Les cultivateurs apportaient le blé et l’orge, le meunier faisait le travail et gardait un certain pourcentage de la farine ou/et du son en fonction de la qualité du grain. C’était ce qu’on appelait « la mouture », « la coutume», ou « l’échange ». l| n’y avait pas de circulation d’argent. Il avait beaucoup de clients sur Saint-Laurent mais aussi sur Le Gast où il faisait une tournée et Coulouvray. Bien-sûr, certains apportaient du mauvais blé et voulaient repartir avec de la bonne farine ! A cette époque-là, les gens faisaient leurs pains eux-mêmes. Ensuite mon père a acheté le blé aux coopératives et a revendu la farine directement aux boulangers.
Pour la farine de blé, il avait un certain contingent à respecter et ne devait pas dépasser un nombre de quintaux défini. Cela déterminait le montant des impôts et il y avait donc des contrôles, en général un par an. Il est arrivé que, souvent sur les conseils de concurrents pas très bien intentionnés, des inspecteurs, viennent au moulin. Un jour, l’un d’eux est resté une journée entière à faire des vérifications : il s’était trompe de 10 cm en mesurant un boisseau. Plus tard, un autre est venu lui aussi à la recherche d’une fraude éventuelle. Mais comme il n’appréciait pas les dénonciateurs, il s’était arrangé pour être vu lorsqu'il passait devant le moulin pour laisser le temps au cultivateur de disparaître.

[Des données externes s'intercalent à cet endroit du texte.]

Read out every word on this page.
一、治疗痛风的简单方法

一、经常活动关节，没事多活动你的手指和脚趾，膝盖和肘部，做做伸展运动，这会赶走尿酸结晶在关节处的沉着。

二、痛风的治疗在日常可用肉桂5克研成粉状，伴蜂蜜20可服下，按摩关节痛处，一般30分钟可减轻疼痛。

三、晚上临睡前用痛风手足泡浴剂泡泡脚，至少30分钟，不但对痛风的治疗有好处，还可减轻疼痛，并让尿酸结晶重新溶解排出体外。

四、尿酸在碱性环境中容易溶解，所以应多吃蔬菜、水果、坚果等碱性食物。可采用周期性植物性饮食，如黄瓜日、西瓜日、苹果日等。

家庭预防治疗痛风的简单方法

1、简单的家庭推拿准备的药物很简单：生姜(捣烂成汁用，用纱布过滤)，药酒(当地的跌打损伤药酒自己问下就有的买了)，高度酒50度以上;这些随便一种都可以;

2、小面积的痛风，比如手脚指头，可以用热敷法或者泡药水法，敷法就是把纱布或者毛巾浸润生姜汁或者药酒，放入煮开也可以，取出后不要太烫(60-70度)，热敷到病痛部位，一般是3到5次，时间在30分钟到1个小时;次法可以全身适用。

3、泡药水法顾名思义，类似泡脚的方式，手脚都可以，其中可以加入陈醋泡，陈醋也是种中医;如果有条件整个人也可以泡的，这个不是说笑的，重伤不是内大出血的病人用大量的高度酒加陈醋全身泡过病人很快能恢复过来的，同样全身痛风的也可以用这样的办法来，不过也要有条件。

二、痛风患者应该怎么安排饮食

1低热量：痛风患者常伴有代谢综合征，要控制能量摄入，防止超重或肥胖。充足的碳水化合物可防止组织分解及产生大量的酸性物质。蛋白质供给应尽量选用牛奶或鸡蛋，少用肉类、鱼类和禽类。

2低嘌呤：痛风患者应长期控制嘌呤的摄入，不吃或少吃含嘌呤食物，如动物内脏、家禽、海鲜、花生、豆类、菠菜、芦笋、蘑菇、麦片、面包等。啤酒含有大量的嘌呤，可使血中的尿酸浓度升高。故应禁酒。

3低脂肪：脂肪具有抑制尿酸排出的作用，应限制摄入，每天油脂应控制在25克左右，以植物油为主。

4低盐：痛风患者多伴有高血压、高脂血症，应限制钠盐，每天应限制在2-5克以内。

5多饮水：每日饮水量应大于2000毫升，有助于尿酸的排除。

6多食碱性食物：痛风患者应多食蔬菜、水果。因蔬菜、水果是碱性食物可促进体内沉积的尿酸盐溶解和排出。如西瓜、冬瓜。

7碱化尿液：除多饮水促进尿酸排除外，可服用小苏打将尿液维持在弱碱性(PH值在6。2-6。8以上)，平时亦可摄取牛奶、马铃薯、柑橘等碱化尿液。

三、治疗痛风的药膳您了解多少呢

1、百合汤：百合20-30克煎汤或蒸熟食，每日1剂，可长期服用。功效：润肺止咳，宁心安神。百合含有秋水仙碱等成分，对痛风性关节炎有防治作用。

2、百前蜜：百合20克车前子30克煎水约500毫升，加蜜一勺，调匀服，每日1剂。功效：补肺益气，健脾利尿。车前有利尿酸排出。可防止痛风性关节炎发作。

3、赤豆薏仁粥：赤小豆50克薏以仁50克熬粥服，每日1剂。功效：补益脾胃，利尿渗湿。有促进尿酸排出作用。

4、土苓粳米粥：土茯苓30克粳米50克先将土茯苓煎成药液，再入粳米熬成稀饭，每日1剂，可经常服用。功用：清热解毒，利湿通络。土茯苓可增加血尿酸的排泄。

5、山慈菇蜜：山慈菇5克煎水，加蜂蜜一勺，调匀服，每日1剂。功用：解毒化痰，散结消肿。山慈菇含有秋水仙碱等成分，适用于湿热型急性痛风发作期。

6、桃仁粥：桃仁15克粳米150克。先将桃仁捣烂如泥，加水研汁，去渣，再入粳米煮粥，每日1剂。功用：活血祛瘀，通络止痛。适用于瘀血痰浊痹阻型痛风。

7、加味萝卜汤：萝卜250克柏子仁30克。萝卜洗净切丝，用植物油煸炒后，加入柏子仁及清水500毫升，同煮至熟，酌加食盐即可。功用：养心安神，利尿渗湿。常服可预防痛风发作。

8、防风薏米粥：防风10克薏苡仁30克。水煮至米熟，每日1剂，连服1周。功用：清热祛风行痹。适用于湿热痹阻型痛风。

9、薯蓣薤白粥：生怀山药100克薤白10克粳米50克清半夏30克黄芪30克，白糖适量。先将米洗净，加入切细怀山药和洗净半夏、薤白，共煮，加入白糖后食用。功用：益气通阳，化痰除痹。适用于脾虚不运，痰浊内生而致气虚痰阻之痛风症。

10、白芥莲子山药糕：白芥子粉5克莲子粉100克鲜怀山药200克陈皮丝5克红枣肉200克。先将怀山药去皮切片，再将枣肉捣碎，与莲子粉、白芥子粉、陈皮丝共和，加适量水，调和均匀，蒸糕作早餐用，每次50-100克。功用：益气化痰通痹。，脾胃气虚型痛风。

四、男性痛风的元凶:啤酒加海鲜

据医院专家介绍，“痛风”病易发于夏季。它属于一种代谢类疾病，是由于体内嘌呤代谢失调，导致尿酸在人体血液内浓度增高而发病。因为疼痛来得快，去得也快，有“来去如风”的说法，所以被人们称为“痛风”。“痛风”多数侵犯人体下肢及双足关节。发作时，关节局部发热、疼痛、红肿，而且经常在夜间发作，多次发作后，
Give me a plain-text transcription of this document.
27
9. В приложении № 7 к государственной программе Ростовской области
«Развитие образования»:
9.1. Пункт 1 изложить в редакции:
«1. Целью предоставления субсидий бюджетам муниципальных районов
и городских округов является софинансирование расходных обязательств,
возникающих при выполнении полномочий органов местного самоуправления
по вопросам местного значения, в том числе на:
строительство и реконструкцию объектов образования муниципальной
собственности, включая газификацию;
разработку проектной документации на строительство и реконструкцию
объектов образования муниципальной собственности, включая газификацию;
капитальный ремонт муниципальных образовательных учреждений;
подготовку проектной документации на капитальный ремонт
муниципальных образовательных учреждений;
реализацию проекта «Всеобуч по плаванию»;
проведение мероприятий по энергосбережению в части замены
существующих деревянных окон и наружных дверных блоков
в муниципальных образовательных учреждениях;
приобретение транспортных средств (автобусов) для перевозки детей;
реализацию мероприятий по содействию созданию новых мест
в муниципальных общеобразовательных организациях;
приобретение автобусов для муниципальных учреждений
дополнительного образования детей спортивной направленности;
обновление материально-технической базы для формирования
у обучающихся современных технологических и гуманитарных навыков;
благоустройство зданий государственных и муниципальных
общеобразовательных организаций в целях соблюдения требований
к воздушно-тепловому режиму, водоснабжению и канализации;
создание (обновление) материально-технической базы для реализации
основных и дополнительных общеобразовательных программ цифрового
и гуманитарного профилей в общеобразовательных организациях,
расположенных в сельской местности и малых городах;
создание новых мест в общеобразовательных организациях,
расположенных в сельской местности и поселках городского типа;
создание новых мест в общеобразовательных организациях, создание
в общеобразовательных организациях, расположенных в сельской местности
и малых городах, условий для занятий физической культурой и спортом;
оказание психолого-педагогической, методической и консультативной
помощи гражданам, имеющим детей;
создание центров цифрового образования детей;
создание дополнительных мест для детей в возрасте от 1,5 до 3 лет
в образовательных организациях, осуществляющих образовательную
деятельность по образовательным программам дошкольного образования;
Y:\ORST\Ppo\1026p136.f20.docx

Actuellement, le bief a disparu, et il n'y a plus qu’un filet d’eau au moulin. Les vannes ont été emportées par un gros orage alors que mon père était presque à la retraite. N’étant que locataire, il ne s’est donc pas occupé de remettre tout cela en état. Et comme cela fait plus de 30 ans que l’eau n’a pas coulé dans le bief, le droit d'eau s’est trouvé aboli. L’appartement étant à l'étage, et les machines au rez-de-chaussée et au-dessus, on pouvait entendre tout ce qui se passait. On surveillait à l’oreille, ou on tenait compte du temps passé… « Va me remettre de l’orge ! », disait-il après un certain temps. Si le grain venait à manquer, le système s'emballait, les meules s’affolaient, il fallait être rapide pour intervenir... La couronne et certains engrenages en fonte pouvaient résister, mais les dents en bois de pommier, pourtant très dur, pouvaient casser. C’était la hantise de mon père. Quand cela arrivait, il les faisait réparer chez Roger James. De temps en temps, il fallait « rhabiller» ou « rebattre » (redonner aux meules la rugosité nécessaire) les meules avec un marteau spécial avec des embouts qu’on affûtait ou en tungstène. Le « rhabillage » s’effectuait après un certain nombre de sacs, d’après le poids de farine produite ou en prévision de la période de battage. Selon le grain ou la finesse de farine recherchée, on pouvait monter ou descendre la meule supérieure et faire des réglages.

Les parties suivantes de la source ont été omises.